Exit Strategy

Jean Garner

3 min read

Prague, Czech Republic

I was a junior in college and realized that if I was actually going to get into journalism I had best get started. I had been working at the college newspaper since my freshman year but now came the moment to actually start in earnest, you know, get a job. Through sheer good luck and incredible timing I managed to get an internship at KTRK-TV. And from that day to this it has been an unbroken string of ‘sheer good luck and incredible timing.

Now I am taking off in a new direction. After a remarkably head spinning four decades, I am taking a sabbatical from full time work and the wacky, too often fundamentally bizarre world of what is today’s journalism, Television news.

What an incredible ride. I used to joke that there are only a hundred people in TV news and how lucky am I that though so many stories I have met most of you. We started with videotape and typewriters. We are exiting, as a generation, and leaving the field to smartphones and MMJs. Sadly, they will never know the delight of television, the anxiety inducing joy of racing a tape to a feed point or using semaphore from a pay phone to cue a live shot. Or knowing you had about a minute to rip the wire, read the story, write the story, and get it on the air. They have missed the culinary delights of Mac and cheese cooked over an open grill in a parking lot at a national convention or the gourmet experience of granola bars, beef jerky and peanut butter sandwiches prepared in the back of van all while waiting for a hurricane. So.Many.Hurricanes.

But damn, we had fun.

And here I am, in Prague. Once the frontline in the Cold War world that was. TV has taken me from a legendary local newsroom to countless exotic locales around the world. From the lawn of the White House to the halls of Congress. Across the fields of Patagonia, down the highways of Latin America, learning to navigate the chaos of London or swimming in the crystalline waters of the Adriatic, enjoying tea in a smokey Bosnian café, tubing down the snow peaked mountains of Kyrgyzstan, or strolling the sidewalks in the artificial air of the Persian Gulf. I have bounced along the Russian rimmed roads in the Caucuses mountains of Georgia and plunged through the subterranean tunnels of Kyiv. All because I have had both a front row seat and a backstage pass to history, even if I sometimes had to laminate it myself.

But it is the the people we meet along the way that make the journey matter. The people we encounter, those who honor us by entrusting their stories in us. But most especially the colleagues and coworkers who become friends and confidantes. The people who helped you develop your talents and drove you to hone your skills. The people who understand because they too have worked 72 hours straight on a story. They have also stood hip deep in mud and debris and bore witness to the devastation of a community forever transformed by tragedy as we tried to capture it for an audience that stuck around to watch after Jeopardy was over, or were waiting for Carson, Letterman, Leno or Kimmel to come on. What it is like to be on stakeout that seemed to last forever or a certain murder trial that seemed to last even longer…but you had to be there, just in case.

So many stories.

And on my own journey, beyond news there have documentaries, insightful films that took me on a rare trek to otherwise hidden moments and unrevealed stories that show our profound capacity to surprise each other. The brave sharing their story in hopes of making their world just that much better.
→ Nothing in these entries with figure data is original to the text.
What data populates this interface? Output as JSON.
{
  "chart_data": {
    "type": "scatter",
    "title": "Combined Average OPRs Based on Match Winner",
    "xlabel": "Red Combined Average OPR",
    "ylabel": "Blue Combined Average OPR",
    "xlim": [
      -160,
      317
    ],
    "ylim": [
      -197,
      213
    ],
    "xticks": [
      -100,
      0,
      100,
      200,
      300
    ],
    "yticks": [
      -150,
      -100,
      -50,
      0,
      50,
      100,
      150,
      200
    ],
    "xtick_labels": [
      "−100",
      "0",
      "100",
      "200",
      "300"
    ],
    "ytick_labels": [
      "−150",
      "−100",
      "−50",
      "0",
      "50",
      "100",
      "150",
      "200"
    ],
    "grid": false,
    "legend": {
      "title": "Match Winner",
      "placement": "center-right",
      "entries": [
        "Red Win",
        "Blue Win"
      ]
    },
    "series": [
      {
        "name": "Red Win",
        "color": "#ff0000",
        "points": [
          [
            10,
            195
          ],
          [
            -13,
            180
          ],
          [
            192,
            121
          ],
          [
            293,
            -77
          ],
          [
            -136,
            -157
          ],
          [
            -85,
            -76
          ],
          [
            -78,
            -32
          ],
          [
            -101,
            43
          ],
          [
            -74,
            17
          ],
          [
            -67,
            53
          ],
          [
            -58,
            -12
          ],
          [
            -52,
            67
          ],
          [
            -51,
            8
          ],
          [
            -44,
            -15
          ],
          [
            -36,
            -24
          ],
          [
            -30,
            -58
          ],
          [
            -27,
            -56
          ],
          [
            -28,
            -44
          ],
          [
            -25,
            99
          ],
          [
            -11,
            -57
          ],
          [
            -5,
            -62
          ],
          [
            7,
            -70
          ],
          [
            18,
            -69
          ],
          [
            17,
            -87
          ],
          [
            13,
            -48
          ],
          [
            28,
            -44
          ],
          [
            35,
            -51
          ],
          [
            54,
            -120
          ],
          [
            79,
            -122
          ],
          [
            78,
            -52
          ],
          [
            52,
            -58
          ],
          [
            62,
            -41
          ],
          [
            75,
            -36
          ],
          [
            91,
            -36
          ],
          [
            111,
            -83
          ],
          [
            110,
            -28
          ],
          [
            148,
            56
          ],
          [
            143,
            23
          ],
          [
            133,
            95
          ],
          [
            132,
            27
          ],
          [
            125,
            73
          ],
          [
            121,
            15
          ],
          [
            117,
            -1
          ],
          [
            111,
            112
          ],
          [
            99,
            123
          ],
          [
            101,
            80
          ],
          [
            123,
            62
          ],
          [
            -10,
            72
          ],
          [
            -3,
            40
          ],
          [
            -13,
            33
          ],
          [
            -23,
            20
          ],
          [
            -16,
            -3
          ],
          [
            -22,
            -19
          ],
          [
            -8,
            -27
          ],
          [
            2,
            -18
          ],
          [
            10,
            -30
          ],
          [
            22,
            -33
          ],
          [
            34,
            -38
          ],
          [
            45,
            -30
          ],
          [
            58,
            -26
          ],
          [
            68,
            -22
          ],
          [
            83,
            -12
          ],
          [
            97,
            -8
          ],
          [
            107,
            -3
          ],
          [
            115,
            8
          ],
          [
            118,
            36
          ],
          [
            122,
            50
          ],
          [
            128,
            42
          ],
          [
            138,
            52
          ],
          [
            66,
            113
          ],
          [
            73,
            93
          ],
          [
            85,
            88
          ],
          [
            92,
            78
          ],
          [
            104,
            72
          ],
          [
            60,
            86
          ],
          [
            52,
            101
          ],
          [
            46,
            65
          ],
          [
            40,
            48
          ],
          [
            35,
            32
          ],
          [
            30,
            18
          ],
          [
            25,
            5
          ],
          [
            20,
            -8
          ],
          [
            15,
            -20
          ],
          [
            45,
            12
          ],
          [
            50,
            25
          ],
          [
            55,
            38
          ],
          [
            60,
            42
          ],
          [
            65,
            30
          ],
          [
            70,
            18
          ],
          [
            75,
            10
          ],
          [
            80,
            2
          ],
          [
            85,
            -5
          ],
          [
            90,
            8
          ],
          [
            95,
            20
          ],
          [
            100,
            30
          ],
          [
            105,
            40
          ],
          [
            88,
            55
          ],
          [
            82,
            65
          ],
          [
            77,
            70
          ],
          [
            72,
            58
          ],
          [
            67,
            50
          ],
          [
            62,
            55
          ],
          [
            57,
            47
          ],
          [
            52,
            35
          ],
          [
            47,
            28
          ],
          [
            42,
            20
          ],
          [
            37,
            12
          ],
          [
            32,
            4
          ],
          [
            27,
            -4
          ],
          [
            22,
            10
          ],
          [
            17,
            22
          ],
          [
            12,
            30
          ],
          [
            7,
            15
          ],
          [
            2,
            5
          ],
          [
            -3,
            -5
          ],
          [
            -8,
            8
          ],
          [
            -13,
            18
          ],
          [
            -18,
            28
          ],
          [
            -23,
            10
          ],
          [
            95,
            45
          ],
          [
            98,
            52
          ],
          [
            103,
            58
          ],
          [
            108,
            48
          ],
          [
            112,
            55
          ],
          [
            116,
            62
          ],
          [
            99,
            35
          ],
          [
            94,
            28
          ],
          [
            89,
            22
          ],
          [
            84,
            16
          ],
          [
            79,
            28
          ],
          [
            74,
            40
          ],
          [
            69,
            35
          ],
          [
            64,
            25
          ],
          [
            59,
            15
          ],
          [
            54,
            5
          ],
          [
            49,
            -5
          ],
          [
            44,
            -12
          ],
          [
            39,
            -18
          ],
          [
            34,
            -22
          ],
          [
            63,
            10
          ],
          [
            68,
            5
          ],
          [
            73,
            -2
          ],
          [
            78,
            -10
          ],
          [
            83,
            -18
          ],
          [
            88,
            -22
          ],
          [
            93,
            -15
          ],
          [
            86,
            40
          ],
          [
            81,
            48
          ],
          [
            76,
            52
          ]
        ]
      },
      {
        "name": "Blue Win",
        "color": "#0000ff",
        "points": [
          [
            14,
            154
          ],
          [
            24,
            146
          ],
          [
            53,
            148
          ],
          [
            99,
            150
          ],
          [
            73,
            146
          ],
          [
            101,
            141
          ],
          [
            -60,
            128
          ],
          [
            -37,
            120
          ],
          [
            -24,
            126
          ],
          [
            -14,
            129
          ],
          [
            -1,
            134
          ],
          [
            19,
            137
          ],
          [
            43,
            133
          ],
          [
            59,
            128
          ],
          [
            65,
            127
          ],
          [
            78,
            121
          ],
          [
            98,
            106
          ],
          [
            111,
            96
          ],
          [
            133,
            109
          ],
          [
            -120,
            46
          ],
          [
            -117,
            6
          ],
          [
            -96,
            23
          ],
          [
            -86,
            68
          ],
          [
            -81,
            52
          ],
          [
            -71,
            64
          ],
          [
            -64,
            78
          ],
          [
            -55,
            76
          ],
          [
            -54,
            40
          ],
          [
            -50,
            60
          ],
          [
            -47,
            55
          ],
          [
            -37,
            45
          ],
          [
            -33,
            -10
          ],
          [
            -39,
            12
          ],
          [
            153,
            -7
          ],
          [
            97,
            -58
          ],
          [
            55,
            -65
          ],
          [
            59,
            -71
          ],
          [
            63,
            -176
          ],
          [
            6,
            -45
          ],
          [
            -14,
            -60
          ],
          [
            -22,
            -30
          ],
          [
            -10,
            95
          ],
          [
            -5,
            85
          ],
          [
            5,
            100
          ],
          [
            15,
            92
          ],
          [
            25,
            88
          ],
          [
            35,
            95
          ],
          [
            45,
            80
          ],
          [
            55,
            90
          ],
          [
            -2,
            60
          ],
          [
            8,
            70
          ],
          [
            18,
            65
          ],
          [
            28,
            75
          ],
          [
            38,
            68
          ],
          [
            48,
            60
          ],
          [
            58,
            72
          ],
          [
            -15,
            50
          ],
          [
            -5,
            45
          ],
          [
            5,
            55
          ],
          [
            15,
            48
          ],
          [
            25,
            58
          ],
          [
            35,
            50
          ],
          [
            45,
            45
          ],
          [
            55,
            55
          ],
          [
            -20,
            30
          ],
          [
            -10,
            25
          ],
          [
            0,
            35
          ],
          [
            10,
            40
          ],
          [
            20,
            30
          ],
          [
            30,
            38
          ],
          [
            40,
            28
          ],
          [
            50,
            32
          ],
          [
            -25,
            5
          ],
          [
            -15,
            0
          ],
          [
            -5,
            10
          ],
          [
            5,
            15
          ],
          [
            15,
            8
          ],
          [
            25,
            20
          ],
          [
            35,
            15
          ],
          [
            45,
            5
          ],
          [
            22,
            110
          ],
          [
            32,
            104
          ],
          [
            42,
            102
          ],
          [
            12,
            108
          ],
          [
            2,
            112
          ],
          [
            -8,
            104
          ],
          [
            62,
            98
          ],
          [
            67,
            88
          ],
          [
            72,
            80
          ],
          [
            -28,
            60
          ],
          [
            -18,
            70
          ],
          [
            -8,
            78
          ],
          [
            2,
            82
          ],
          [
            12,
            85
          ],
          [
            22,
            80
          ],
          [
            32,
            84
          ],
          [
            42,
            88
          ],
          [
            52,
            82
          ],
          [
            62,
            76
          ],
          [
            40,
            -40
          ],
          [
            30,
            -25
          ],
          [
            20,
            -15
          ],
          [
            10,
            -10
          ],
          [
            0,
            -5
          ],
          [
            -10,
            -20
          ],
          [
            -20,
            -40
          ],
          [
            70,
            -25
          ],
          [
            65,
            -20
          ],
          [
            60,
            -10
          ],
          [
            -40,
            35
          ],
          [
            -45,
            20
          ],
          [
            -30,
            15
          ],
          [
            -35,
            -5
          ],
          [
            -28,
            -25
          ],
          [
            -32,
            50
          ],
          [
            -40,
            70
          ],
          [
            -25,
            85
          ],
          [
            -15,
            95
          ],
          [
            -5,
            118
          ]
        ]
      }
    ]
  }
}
Building television channels across Eastern Europe and working with journalists in places that were once not countries. How incredibly lucky am I? I have been welcomed by so many and somewhere in a TV studio in Bishkek hangs a photocopy of me showing the best visual format for a studio interview.

Those among us who have shared our collective experience with those who follow, that is a gift and one from which I have been a grateful beneficiary. Thank you.

I am not the first this year to exit the playing field. Heck, I am not even the first this month! So many of my contemporaries have also happily taken on the next chapter. I am looking forward to joining you in exploring what comes next.